>History is full of such examples. IBM thought nothing much of the software layer that ran their PC hardware layer and happily allowed Microsoft to own the OS market.
IBM didn't "happily" do anything of the sort. The company was undergoing multiple anti-trust investigations at the time and was trying to avoid incurring a large fine or even a structural remedy for creating a vertical monopoly.
The reason Microsoft went to the mat so hard when the government was trying to separate IE from Windows was Gates' fear that the company would end up being similarly crippled by the specter of anti-trust action from the government.
However many years later: the broad sentiment that MS needed to be broken up into separate Office, Windows, and Dev/Tools organizations was pretty on the money.

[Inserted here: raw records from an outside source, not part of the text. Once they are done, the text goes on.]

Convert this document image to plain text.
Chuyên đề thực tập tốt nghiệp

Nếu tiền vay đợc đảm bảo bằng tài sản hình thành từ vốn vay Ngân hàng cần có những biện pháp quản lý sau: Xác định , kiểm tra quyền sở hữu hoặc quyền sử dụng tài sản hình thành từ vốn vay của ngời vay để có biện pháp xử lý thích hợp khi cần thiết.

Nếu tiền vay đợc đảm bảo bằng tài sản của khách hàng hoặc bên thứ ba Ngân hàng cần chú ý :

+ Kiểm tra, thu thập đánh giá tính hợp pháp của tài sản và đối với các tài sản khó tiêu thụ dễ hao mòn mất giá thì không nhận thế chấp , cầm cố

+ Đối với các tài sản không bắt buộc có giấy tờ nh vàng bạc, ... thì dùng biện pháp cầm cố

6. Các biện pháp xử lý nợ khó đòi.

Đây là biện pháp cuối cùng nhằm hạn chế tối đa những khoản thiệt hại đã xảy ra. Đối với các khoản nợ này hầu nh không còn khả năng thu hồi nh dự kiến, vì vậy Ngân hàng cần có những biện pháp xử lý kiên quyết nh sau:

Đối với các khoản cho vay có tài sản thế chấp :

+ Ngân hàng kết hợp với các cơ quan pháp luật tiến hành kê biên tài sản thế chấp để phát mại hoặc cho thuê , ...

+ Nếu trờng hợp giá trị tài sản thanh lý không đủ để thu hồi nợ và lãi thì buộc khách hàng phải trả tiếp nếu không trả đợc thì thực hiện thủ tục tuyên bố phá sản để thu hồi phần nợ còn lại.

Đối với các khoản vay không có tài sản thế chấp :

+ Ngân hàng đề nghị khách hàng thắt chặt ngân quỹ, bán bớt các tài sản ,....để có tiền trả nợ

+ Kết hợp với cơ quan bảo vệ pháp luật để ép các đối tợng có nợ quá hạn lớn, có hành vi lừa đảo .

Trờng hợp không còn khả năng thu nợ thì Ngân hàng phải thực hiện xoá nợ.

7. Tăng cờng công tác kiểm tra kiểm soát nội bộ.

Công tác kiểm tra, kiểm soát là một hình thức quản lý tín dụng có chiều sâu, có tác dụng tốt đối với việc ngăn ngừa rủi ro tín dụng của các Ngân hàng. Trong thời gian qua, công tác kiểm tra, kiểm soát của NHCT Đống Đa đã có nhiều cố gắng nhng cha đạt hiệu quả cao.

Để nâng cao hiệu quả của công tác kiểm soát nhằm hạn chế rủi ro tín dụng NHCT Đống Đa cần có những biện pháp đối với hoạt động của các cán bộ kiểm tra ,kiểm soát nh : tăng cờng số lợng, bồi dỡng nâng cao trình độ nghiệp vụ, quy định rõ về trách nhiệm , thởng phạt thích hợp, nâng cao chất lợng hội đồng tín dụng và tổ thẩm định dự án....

Document exchange, formats, and user editing experience have suffered due to their mixed goals and market control, this has real social cost. And with the current ‘copilot everywhere’ push we’re seeing pretty disruptive tech being hammered down a lot of throats. Mature Visual Studio features are being deprecated for subscription based off-site code gen… (which at a distance sounds like MS is struggling and needs extra development help to maintain its flagship development software, if only they had some kind of AI that could help them keep up…)
I dare say we’d be oodles better off with similar crippling fears in the board rooms of some media, energy, and tech conglomerates. The judge was right, and we missed a key chance to set a guiding example.